Tuesday, June 14, 2011

“Pretty gruesome, huh?”

Beastly: written and directed by Daniel Barnz
       
Why did I decide to watch Beastly? I can’t give a definitive answer. Ultimately, I suppose I was just a little curious was to what Beauty and the Beast would look like as a potentially vapid teem romance. Not that I hadn’t been warned. That horrific A Cinderella Story (an updated version of Cinderella) with Hillary Duff was bad enough. But, I’m masochistic, at best, when it comes to movie and I have to admit the presence of Neil Patrick Harris made me decidedly curious…

I don’t want to turn this review into a comparative analysis of Beastly and Beauty and the Beast, but it’s difficult to completely ignore it when your films sets itself up as a version of a celebrated film inspired by an even more celebrated fairytale, you’re setting yourself up for the risk of your own volition. And Beastly immediately lacerates its chances by spending its first act of the film focusing on the beast before his transformation to beast. One of the reasons that Beauty and the Beast is always such a fine candidate for discussion is that there is always room for the suggestion that, perhaps, the beast got the short end of the stick but Alex Pettyfer’s Kyle is a complete asshole, which doesn’t invalidate his trajectory from heartless bastard to dashing male lead, but it does make the one year of “ugliness” he endures seem like an insubstantial price to pay for being the devil’s advocate.

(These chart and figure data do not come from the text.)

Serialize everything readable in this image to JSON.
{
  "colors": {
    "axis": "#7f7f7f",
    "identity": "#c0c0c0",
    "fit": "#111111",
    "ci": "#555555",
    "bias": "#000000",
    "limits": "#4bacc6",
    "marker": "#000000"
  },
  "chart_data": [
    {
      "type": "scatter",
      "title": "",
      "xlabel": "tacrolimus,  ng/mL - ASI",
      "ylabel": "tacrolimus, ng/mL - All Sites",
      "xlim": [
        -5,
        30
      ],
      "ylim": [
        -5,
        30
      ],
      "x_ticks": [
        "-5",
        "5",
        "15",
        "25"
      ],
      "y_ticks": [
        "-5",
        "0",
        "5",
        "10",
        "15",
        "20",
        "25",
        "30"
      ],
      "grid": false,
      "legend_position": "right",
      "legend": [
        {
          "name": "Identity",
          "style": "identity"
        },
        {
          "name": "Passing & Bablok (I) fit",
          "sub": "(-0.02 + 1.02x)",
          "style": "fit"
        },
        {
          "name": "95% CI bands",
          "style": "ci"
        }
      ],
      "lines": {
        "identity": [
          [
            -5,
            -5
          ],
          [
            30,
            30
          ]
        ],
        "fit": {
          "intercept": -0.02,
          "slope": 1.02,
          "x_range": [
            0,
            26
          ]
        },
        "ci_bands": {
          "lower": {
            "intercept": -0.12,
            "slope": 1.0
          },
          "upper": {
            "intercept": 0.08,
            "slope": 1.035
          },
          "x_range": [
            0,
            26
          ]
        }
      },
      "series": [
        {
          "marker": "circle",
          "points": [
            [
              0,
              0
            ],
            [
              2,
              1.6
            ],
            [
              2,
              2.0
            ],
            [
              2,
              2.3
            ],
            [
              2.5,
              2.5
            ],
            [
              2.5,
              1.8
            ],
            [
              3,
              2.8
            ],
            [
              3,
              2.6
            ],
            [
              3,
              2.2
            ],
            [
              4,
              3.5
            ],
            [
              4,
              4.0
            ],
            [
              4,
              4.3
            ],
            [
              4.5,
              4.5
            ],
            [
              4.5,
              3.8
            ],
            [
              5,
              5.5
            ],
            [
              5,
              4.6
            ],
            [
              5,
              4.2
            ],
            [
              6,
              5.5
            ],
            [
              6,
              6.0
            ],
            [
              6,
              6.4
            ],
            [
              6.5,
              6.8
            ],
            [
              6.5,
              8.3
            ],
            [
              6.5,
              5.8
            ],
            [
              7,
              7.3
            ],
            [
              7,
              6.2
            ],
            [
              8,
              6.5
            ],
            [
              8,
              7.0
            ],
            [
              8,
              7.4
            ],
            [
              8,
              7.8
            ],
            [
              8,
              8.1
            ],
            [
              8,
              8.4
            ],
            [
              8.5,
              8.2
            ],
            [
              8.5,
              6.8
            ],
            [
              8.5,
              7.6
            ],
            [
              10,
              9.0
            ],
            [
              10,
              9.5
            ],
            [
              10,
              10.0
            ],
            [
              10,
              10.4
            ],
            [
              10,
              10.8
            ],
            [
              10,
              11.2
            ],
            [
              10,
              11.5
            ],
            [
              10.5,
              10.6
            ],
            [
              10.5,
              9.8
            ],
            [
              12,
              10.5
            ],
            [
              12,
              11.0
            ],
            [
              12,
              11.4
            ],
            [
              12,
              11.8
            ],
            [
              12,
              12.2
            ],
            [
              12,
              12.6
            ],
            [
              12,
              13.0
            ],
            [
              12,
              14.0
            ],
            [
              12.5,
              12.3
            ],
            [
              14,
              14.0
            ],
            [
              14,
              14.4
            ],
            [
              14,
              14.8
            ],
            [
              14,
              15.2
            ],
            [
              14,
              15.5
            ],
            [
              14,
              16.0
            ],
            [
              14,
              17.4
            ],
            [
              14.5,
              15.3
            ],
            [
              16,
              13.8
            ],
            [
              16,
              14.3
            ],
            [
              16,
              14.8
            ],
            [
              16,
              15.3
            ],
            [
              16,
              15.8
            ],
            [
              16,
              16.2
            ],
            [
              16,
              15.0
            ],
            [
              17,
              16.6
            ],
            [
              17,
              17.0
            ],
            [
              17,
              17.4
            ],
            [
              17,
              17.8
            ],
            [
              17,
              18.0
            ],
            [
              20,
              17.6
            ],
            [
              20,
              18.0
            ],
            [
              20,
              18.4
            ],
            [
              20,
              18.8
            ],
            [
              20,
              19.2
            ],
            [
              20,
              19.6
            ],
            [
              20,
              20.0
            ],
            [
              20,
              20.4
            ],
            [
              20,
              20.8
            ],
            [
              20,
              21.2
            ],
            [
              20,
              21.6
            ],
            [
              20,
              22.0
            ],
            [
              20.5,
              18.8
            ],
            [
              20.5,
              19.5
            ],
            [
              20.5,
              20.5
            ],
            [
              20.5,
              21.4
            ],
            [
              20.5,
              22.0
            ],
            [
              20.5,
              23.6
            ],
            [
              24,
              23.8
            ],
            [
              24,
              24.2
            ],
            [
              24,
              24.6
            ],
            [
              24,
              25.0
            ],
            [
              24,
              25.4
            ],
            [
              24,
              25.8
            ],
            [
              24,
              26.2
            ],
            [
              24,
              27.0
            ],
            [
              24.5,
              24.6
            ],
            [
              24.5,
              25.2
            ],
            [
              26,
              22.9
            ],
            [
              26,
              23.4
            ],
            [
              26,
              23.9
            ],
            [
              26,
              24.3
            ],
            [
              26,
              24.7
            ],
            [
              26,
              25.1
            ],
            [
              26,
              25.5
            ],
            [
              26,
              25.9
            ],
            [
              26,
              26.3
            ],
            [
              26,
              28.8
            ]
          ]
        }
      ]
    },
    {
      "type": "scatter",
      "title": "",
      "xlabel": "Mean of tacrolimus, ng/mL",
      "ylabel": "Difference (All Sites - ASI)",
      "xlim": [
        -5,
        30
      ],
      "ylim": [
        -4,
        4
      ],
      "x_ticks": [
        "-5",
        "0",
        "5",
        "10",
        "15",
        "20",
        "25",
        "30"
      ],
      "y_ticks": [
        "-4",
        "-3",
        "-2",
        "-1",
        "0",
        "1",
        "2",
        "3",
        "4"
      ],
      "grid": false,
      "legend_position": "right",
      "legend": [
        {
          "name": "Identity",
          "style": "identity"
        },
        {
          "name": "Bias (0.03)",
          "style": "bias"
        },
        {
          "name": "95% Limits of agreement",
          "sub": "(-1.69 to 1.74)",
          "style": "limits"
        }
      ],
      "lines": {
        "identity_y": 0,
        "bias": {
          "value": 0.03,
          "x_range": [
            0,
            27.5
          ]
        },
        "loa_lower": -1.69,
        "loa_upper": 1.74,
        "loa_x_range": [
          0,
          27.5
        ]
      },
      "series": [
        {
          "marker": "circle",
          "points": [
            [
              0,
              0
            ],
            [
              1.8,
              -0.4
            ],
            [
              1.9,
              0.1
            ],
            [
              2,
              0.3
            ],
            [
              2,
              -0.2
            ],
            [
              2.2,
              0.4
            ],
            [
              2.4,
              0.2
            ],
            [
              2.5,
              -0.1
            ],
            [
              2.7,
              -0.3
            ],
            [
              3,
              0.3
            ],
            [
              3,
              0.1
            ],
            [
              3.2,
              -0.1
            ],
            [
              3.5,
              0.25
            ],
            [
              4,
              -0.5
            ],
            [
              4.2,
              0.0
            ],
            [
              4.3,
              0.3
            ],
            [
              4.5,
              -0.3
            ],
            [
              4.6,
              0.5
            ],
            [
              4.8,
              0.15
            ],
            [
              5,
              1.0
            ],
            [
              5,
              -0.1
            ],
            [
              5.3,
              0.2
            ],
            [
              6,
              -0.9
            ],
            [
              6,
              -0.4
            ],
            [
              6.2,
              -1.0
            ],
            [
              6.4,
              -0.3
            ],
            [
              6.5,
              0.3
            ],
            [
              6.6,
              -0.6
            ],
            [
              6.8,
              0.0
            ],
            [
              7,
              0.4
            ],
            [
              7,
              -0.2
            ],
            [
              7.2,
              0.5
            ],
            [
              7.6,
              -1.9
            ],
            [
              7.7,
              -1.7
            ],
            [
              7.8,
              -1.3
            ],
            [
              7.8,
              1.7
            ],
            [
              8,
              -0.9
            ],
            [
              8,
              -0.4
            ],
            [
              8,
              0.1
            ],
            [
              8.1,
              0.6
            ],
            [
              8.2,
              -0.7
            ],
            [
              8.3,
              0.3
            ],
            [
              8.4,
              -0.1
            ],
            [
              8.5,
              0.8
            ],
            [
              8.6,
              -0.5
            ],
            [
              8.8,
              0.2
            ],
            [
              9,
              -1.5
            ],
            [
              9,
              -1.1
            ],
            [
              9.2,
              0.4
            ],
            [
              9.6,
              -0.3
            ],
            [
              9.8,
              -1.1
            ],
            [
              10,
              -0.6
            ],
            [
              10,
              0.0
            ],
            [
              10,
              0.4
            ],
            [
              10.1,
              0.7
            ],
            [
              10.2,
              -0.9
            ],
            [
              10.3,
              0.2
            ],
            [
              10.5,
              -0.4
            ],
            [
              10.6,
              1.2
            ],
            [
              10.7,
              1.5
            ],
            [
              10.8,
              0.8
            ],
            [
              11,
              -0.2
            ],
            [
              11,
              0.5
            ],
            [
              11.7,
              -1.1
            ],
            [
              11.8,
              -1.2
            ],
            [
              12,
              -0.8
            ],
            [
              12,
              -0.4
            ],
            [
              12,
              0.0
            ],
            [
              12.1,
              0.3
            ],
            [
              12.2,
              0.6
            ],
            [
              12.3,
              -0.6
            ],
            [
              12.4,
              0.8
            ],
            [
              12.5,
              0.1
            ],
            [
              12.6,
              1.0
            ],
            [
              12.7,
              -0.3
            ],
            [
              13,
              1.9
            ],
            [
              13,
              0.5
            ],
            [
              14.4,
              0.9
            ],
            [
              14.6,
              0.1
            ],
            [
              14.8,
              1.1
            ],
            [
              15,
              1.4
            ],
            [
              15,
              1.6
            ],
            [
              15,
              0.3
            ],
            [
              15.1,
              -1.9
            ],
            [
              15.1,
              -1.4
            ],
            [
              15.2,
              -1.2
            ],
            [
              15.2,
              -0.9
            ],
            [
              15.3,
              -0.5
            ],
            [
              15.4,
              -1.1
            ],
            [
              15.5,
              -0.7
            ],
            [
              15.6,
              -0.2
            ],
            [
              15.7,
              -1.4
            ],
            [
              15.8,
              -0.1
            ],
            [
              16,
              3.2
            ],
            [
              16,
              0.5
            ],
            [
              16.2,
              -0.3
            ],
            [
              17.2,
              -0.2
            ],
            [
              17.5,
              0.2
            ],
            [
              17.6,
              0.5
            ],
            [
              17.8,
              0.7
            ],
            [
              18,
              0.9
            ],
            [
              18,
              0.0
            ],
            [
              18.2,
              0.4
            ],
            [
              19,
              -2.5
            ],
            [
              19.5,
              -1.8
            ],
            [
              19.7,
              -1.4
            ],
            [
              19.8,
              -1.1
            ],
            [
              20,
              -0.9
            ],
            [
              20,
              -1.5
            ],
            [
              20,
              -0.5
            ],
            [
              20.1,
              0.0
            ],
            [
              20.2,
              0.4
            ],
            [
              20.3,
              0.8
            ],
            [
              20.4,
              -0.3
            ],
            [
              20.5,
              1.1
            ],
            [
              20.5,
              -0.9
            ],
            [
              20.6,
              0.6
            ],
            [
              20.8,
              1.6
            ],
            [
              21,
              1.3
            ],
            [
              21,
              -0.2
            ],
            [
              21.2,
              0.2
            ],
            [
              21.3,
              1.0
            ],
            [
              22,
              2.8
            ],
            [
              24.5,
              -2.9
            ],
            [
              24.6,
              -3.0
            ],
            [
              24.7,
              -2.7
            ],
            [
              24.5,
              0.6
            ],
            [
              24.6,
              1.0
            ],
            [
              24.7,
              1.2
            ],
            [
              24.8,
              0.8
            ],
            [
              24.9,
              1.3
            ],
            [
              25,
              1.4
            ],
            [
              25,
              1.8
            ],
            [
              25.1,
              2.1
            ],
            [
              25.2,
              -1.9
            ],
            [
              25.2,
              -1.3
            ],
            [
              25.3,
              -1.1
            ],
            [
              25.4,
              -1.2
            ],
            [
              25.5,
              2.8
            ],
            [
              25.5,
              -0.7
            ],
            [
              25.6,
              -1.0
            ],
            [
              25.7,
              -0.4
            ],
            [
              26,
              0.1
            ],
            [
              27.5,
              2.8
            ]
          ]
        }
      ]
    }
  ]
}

Kyle lands himself in the supernatural mess when he insults an “ugly” classmate of his (Mary Kate Oleson) at a pep rally who happens to be a witch in disguise. I put ugly in uplifted commas, because other than her indiscriminate use of dark makeup I’m blanking on why she’d be considered ugly. But, it’s one of a series of random things about Beastly because the stakes in it seem especially minor. Sure, Kyle is evil and all but the way in which he insults this “witch” seems especially bland – considering how diabolical he seems capable of being. But, this is high school – so harsh words and the embarrassment of being stood up for a date are reasons for dire revenge. It gets even sillier, where a random meeting with a petty drug mule makes Vanessa Hudgen’s Lindy (or Beauty, in this case) journey to the Beast’s lair to hideout. And on and on.

I’m a bit wary of lodging the blame indiscriminately on the leads, well on Alex Pettyfer at least (more on him when I review I Am Number Four later in the week). True, Kyle is a completely ludicrous character but it’s not so much that Pettyfer plays him poorly as it is there’s nothing for him to play. The entire film is permeated with a strong sense of laziness and the film depends on the concept that after one year Kyle is able to believe in the dictum of “true beauty is within” – or some other trite aphorism. But, there’s the striking sense that screenwriter and director Daniel Barnz doesn’t really believe in what he’s preaching. The one year journey is developed in spurts that do little – if anything – to establish any emotional profundity in his plight. There’s supposed to be an epiphany of sorts when Kyle realises that even though he was gorgeous, his meanness meant that no one liked him. It doesn’t land, though, especially when you consider that it was his richness that seems to be the most significant draw; a richness which he still has, beastly outside or not. Barnz just seems disinterested in serving up a robust cinematic experience. And, the entire supporting cast seem about as unenthused.

For me, three of them manage to come out unscathed. Peter Krause shows up for all of ten minutes to play the father of the beast – as selfish, and arrogant as his son (pre-transformation). Maybe it’s because there’s a constant sense of him trying to escape the horrific image of his beastly son, but I find it hilarious in some way how Krause plays the film with a constant tunnel-vision as if he’s unaware of (or uninterested in ) all the film’s issues. Mary Kate Oleson takes another route. Her jeering witch is so fantastically over-the-top she seems to be deliberately stirring the point for her own amusement. Then, there’s Neil Patrick Harris – dependable as always playing a random blind tutor to Kyle. The character is tosh, but Neil is good to watch – as always.

I can’t say that my curiosity to see Beastly was fatal, but it wasn’t especially rewarding either. It falls into a long list of films which have nothing to say – and even worse say it in such a lethargic manner than you wonder why on earth they were green-lit in the first place.